According to the new study published in Nature Physics, the brain may fold for a very simple reason: It could just be buckling under pressure as it grows bigger in fetuses and infants.
The team tested the process of brain folding by MRI scanning and then 3-D printing the scans of the smooth brain of a fetus — catching the organ before it started folding at the 20th week of gestation. They coated the surface of the "brain" with a thin layer of gel to mimic the cerebral cortex, which forms the outermost layer (or gray matter) of the brain. Then they put it into a liquid that caused it to slowly swell, mimicking expansion of the cortex.

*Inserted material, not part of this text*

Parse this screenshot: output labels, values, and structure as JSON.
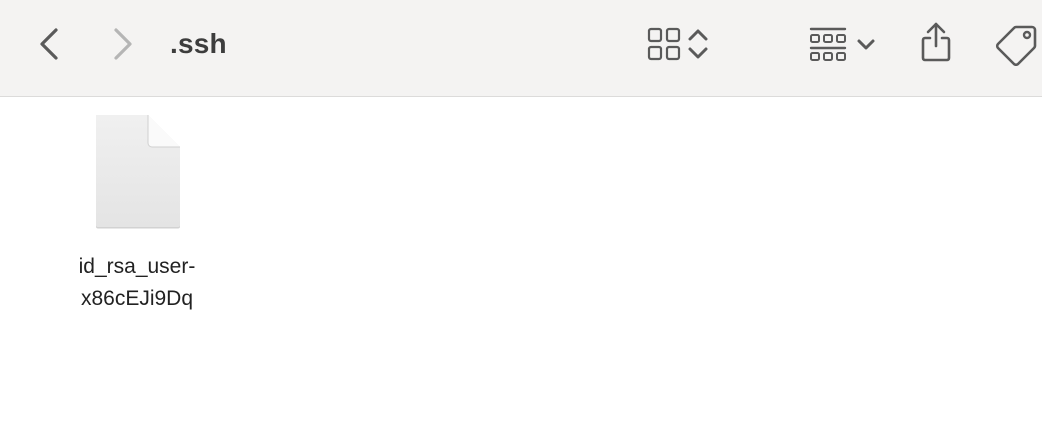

Soon, the brain was buckling and bending to form familiar shapes, with the outer layer's swell fighting against the limited surface area provided by the "white matter" it sat on.
Surprisingly, the big folds did a great job of matching up to those seen in real infant brains. Smaller folds were more varied — which is the case in real brains, too.

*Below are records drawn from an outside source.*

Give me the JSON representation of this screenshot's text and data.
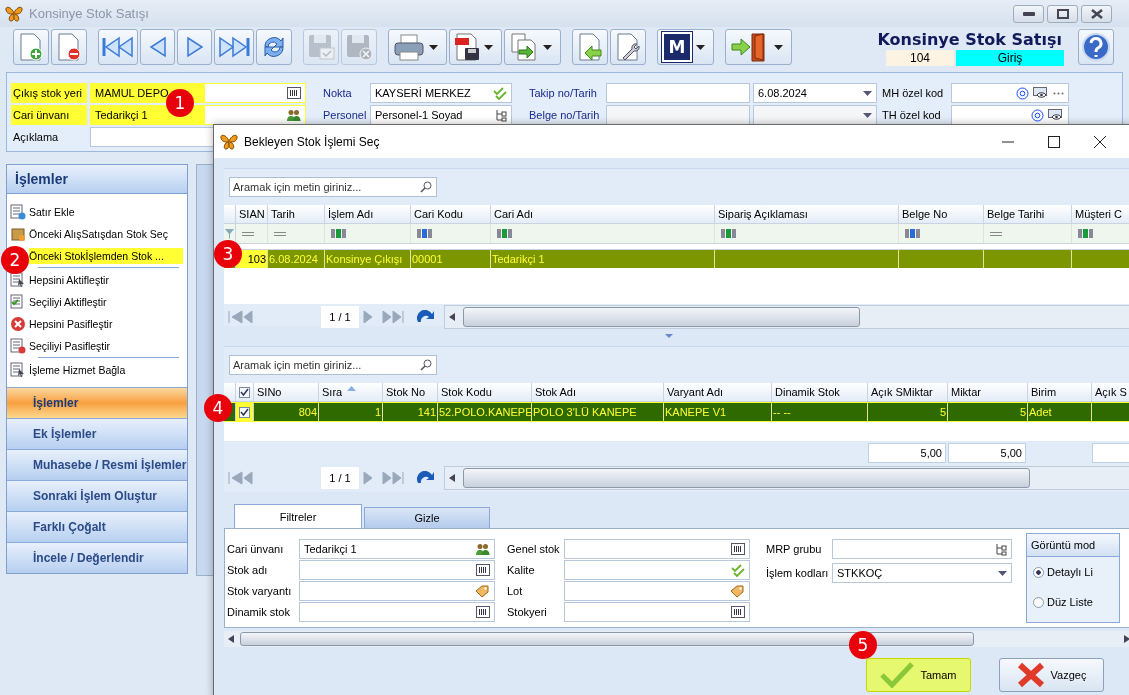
{
  "window": {
    "title": "Konsinye Stok Satışı"
  },
  "toolbar": [
    {
      "kind": "new",
      "disabled": false,
      "dropdown": false
    },
    {
      "kind": "delete",
      "disabled": false,
      "dropdown": false
    },
    {
      "kind": "first",
      "disabled": false,
      "dropdown": false
    },
    {
      "kind": "prev",
      "disabled": false,
      "dropdown": false
    },
    {
      "kind": "next",
      "disabled": false,
      "dropdown": false
    },
    {
      "kind": "last",
      "disabled": false,
      "dropdown": false
    },
    {
      "kind": "refresh",
      "disabled": false,
      "dropdown": false
    },
    {
      "kind": "save",
      "disabled": true,
      "dropdown": false
    },
    {
      "kind": "discard",
      "disabled": true,
      "dropdown": false
    },
    {
      "kind": "print",
      "disabled": false,
      "dropdown": true
    },
    {
      "kind": "pdf",
      "disabled": false,
      "dropdown": true
    },
    {
      "kind": "copy",
      "disabled": false,
      "dropdown": true
    },
    {
      "kind": "import",
      "disabled": false,
      "dropdown": false
    },
    {
      "kind": "settings",
      "disabled": false,
      "dropdown": false
    },
    {
      "kind": "logo",
      "label": "M",
      "disabled": false,
      "dropdown": true
    },
    {
      "kind": "exit",
      "disabled": false,
      "dropdown": true
    }
  ],
  "header": {
    "title": "Konsinye Stok Satışı",
    "number": "104",
    "mode": "Giriş"
  },
  "form": {
    "stock_location": {
      "label": "Çıkış stok yeri",
      "value": "MAMUL DEPO",
      "highlighted": true
    },
    "account": {
      "label": "Cari ünvanı",
      "value": "Tedarikçi 1",
      "highlighted": true
    },
    "description": {
      "label": "Açıklama"
    },
    "point": {
      "label": "Nokta",
      "value": "KAYSERİ MERKEZ"
    },
    "staff": {
      "label": "Personel",
      "value": "Personel-1 Soyad"
    },
    "tracking": {
      "label": "Takip no/Tarih",
      "date": "6.08.2024"
    },
    "document": {
      "label": "Belge no/Tarih"
    },
    "mh_code": {
      "label": "MH özel kod"
    },
    "th_code": {
      "label": "TH özel kod"
    }
  },
  "sidebar": {
    "title": "İşlemler",
    "items": [
      {
        "label": "Satır Ekle",
        "highlighted": false
      },
      {
        "label": "Önceki AlışSatışdan Stok Seç",
        "highlighted": false
      },
      {
        "label": "Önceki Stokİşlemden Stok ...",
        "highlighted": true
      },
      {
        "label": "Hepsini Aktifleştir",
        "highlighted": false
      },
      {
        "label": "Seçiliyi Aktifleştir",
        "highlighted": false
      },
      {
        "label": "Hepsini Pasifleştir",
        "highlighted": false
      },
      {
        "label": "Seçiliyi Pasifleştir",
        "highlighted": false
      },
      {
        "label": "İşleme Hizmet Bağla",
        "highlighted": false
      }
    ],
    "groups": [
      {
        "label": "İşlemler",
        "selected": true
      },
      {
        "label": "Ek İşlemler",
        "selected": false
      },
      {
        "label": "Muhasebe / Resmi İşlemler",
        "selected": false
      },
      {
        "label": "Sonraki İşlem Oluştur",
        "selected": false
      },
      {
        "label": "Farklı Çoğalt",
        "selected": false
      },
      {
        "label": "İncele / Değerlendir",
        "selected": false
      }
    ]
  },
  "dialog": {
    "title": "Bekleyen Stok İşlemi Seç",
    "pending_grid": {
      "search": {
        "placeholder": "Aramak için metin giriniz..."
      },
      "columns": [
        {
          "label": "SIAN",
          "kind": "equals"
        },
        {
          "label": "Tarih",
          "kind": "equals"
        },
        {
          "label": "İşlem Adı",
          "kind": "contains"
        },
        {
          "label": "Cari Kodu",
          "kind": "begins"
        },
        {
          "label": "Cari Adı",
          "kind": "contains"
        },
        {
          "label": "Sipariş Açıklaması",
          "kind": "contains"
        },
        {
          "label": "Belge No",
          "kind": "begins"
        },
        {
          "label": "Belge Tarihi",
          "kind": "equals"
        },
        {
          "label": "Müşteri C",
          "kind": "contains"
        }
      ],
      "rows": [
        {
          "selected": true,
          "cells": [
            "103",
            "6.08.2024",
            "Konsinye Çıkışı",
            "00001",
            "Tedarikçi 1"
          ]
        }
      ],
      "pager": "1 / 1"
    },
    "lines_grid": {
      "search": {
        "placeholder": "Aramak için metin giriniz..."
      },
      "all_checked": true,
      "columns": [
        {
          "label": "SINo",
          "sorted": false,
          "summed": false
        },
        {
          "label": "Sıra",
          "sorted": true,
          "summed": false
        },
        {
          "label": "Stok No",
          "sorted": false,
          "summed": false
        },
        {
          "label": "Stok Kodu",
          "sorted": false,
          "summed": false
        },
        {
          "label": "Stok Adı",
          "sorted": false,
          "summed": false
        },
        {
          "label": "Varyant Adı",
          "sorted": false,
          "summed": false
        },
        {
          "label": "Dinamik Stok",
          "sorted": false,
          "summed": false
        },
        {
          "label": "Açık SMiktar",
          "sorted": false,
          "summed": true,
          "total": "5,00"
        },
        {
          "label": "Miktar",
          "sorted": false,
          "summed": true,
          "total": "5,00"
        },
        {
          "label": "Birim",
          "sorted": false,
          "summed": false
        },
        {
          "label": "Açık S",
          "sorted": false,
          "summed": true
        }
      ],
      "rows": [
        {
          "checked": true,
          "selected": true,
          "cells": [
            "804",
            "1",
            "141",
            "52.POLO.KANEPE",
            "POLO 3'LÜ KANEPE",
            "KANEPE V1",
            "-- --",
            "5",
            "5",
            "Adet"
          ]
        }
      ],
      "pager": "1 / 1"
    },
    "tabs": [
      {
        "label": "Filtreler",
        "selected": true
      },
      {
        "label": "Gizle",
        "selected": false
      }
    ],
    "filters": [
      [
        {
          "label": "Cari ünvanı",
          "value": "Tedarikçi 1",
          "kind": "people"
        },
        {
          "label": "Stok adı",
          "kind": "list"
        },
        {
          "label": "Stok varyantı",
          "kind": "tag"
        },
        {
          "label": "Dinamik stok",
          "kind": "list"
        }
      ],
      [
        {
          "label": "Genel stok",
          "kind": "list"
        },
        {
          "label": "Kalite",
          "kind": "check"
        },
        {
          "label": "Lot",
          "kind": "tag"
        },
        {
          "label": "Stokyeri",
          "kind": "list"
        }
      ],
      [
        {
          "label": "MRP grubu",
          "kind": "tree"
        },
        {
          "label": "İşlem kodları",
          "value": "STKKOÇ",
          "kind": "dropdown"
        }
      ]
    ],
    "view_mode": {
      "title": "Görüntü mod",
      "options": [
        {
          "label": "Detaylı Li",
          "selected": true
        },
        {
          "label": "Düz Liste",
          "selected": false
        }
      ]
    },
    "buttons": [
      {
        "label": "Tamam",
        "kind": "ok",
        "highlighted": true
      },
      {
        "label": "Vazgeç",
        "kind": "cancel",
        "highlighted": false
      }
    ]
  },
  "callouts": [
    {
      "label": "1"
    },
    {
      "label": "2"
    },
    {
      "label": "3"
    },
    {
      "label": "4"
    },
    {
      "label": "5"
    }
  ]
}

“When I put the model into the solvent, I knew there should be folding, but I never expected that kind of close pattern compared to human brain,” postdoctoral fellow and co-first-author Jun Young Chung said in a statement. “It looks like a real brain.”

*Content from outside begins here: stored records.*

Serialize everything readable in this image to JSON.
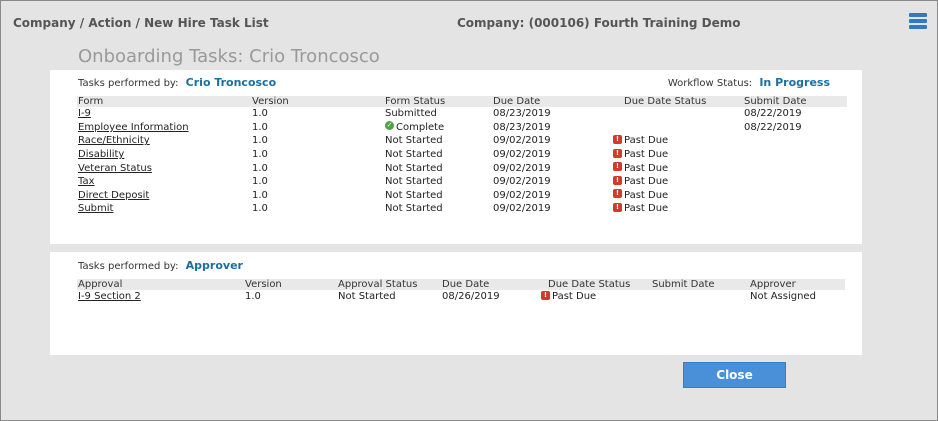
{
  "header": {
    "breadcrumb": "Company / Action / New Hire Task List",
    "company": "Company: (000106) Fourth Training Demo"
  },
  "page_title": "Onboarding Tasks:  Crio Troncosco",
  "section1": {
    "performed_label": "Tasks performed by:",
    "performed_by": "Crio Troncosco",
    "workflow_label": "Workflow Status:",
    "workflow_value": "In Progress",
    "columns": [
      "Form",
      "Version",
      "Form Status",
      "Due Date",
      "Due Date Status",
      "Submit Date"
    ],
    "rows": [
      {
        "form": "I-9",
        "version": "1.0",
        "status": "Submitted",
        "status_icon": "",
        "due": "08/23/2019",
        "due_status": "",
        "submit": "08/22/2019"
      },
      {
        "form": "Employee Information",
        "version": "1.0",
        "status": "Complete",
        "status_icon": "check-circle-icon",
        "due": "08/23/2019",
        "due_status": "",
        "submit": "08/22/2019"
      },
      {
        "form": "Race/Ethnicity",
        "version": "1.0",
        "status": "Not Started",
        "status_icon": "",
        "due": "09/02/2019",
        "due_status": "Past Due",
        "submit": ""
      },
      {
        "form": "Disability",
        "version": "1.0",
        "status": "Not Started",
        "status_icon": "",
        "due": "09/02/2019",
        "due_status": "Past Due",
        "submit": ""
      },
      {
        "form": "Veteran Status",
        "version": "1.0",
        "status": "Not Started",
        "status_icon": "",
        "due": "09/02/2019",
        "due_status": "Past Due",
        "submit": ""
      },
      {
        "form": "Tax",
        "version": "1.0",
        "status": "Not Started",
        "status_icon": "",
        "due": "09/02/2019",
        "due_status": "Past Due",
        "submit": ""
      },
      {
        "form": "Direct Deposit",
        "version": "1.0",
        "status": "Not Started",
        "status_icon": "",
        "due": "09/02/2019",
        "due_status": "Past Due",
        "submit": ""
      },
      {
        "form": "Submit",
        "version": "1.0",
        "status": "Not Started",
        "status_icon": "",
        "due": "09/02/2019",
        "due_status": "Past Due",
        "submit": ""
      }
    ]
  },
  "section2": {
    "performed_label": "Tasks performed by:",
    "performed_by": "Approver",
    "columns": [
      "Approval",
      "Version",
      "Approval Status",
      "Due Date",
      "Due Date Status",
      "Submit Date",
      "Approver"
    ],
    "rows": [
      {
        "approval": "I-9 Section 2",
        "version": "1.0",
        "status": "Not Started",
        "due": "08/26/2019",
        "due_status": "Past Due",
        "submit": "",
        "approver": "Not Assigned"
      }
    ]
  },
  "close_label": "Close",
  "colors": {
    "accent": "#1a6fa0",
    "button": "#4a90d9",
    "past_due": "#d23a2a",
    "complete": "#4ea644"
  }
}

Such a simple explanation seems fitting, said Zoltan Molnar, a neuroscientist at Oxford University who wasn't involved in the study, because many branches of the animal kingdom have some species with folded brains and some without. That suggests that brain folds may have evolved more than once. If folding is really that simple, it could have arisen by chance more easily.
Brain folding abnormalities are very serious, and babies born with totally smooth brains have extremely short life expectancies. Understanding how folds occur — and what might keep them from happening — could help neuroscientists better understand these ailments.